假设
type house = {first_name: string; last_name: string; nb_windows: int; nb_doors: int; nb_cars: int; nb_rooms: int};;
house1 = {first_name="John"; last_name="Doe; nb_windows = 10; nb_doors = 50; nb_cars = 3; nb_rooms= 10};;
我要打印记录house1
的每个元素。
Full Name : John Doe
Number of windows : 10
Number of doors : 50
Number of cars : 3
Number of rooms : 10
我定义函数的方法是
let test (lch: house) =
begin
print_string ("Full Name : " ^ lch.first_name ^ " " ^ lch.last_name "\n");
print_string ("Number of windows : " ^ string_of_int lch.nb_windows ^ "\n");
print_string ("Number of doors : " ^ string_of_int lch.nb_doors ^ "\n");
print_string ("Number of car : " ^ string_of_int lch.nb_cars ^ "\n");
print_string ("Number of rooms : " ^ string_of_int lch.nb_rooms ^ "\n\n");
end;;
test house1;;
但是,该功能非常有限。
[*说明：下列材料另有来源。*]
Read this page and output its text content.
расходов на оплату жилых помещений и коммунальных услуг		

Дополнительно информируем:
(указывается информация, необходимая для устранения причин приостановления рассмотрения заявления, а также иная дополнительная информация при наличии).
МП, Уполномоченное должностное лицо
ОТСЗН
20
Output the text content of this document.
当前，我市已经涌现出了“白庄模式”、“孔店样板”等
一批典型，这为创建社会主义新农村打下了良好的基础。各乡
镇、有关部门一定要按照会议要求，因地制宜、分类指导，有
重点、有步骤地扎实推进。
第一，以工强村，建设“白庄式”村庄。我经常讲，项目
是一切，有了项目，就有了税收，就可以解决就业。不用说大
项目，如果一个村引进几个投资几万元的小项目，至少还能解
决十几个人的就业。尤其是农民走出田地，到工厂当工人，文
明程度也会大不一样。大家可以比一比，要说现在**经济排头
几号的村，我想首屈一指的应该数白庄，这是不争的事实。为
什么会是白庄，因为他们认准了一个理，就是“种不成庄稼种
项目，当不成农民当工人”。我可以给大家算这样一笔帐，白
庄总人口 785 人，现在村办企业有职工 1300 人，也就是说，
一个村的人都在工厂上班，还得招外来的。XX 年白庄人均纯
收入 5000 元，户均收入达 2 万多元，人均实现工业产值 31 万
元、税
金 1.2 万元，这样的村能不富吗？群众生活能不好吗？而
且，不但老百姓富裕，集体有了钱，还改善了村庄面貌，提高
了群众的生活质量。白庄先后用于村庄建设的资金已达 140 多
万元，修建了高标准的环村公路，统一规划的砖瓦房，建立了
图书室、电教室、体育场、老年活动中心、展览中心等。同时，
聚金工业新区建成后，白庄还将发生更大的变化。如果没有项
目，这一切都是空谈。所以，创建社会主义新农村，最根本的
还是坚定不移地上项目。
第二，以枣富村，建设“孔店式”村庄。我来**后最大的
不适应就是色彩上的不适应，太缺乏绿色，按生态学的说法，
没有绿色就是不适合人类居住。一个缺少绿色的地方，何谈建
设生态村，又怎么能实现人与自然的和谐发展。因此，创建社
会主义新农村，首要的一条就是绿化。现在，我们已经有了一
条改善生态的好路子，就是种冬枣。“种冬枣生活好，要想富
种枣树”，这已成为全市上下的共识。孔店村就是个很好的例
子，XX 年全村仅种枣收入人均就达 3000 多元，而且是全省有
例如,如果我定义
house2 = {first_name=""; last_name="" nb_windows=10; nb_doors = 50; nb_cars = 3; nb_rooms= 10}
在该示例中,如果Full Name
和first_name
为空字符串,我不想打印last_name
。>
如何修改test
功能,以便仅显示test house2;;
行
Number of windows : 10 Number of doors : 50 Number of cars : 3 Number of rooms : 10
而不是
Full Name : Number of windows : 10 Number of doors : 50 Number of cars : 3 Number of rooms : 10
请注意,我只需要使用功能范式,因此没有
while
或for
循环。
答案的开头
我想我可以使用类似的东西
let print_data x y = match x with | "" -> () | x -> print_string y;;
但我不知道如何继续前进
假设类型为house = {first_name:string; last_name:字符串; nb_windows:int; nb_doors:int; nb_cars:int; nb_rooms:int} ;; house1 = {first_name =“ John”; last_name =“ Doe; nb_windows = 10; nb_doors = ...
您的函数print_data
测试一个字符串以确定是否打印另一个字符串。如果将lch.first_name ^ lch.last_name
作为测试字符串,并将所需的输出字符串作为第二个字符串,则可以使用此函数。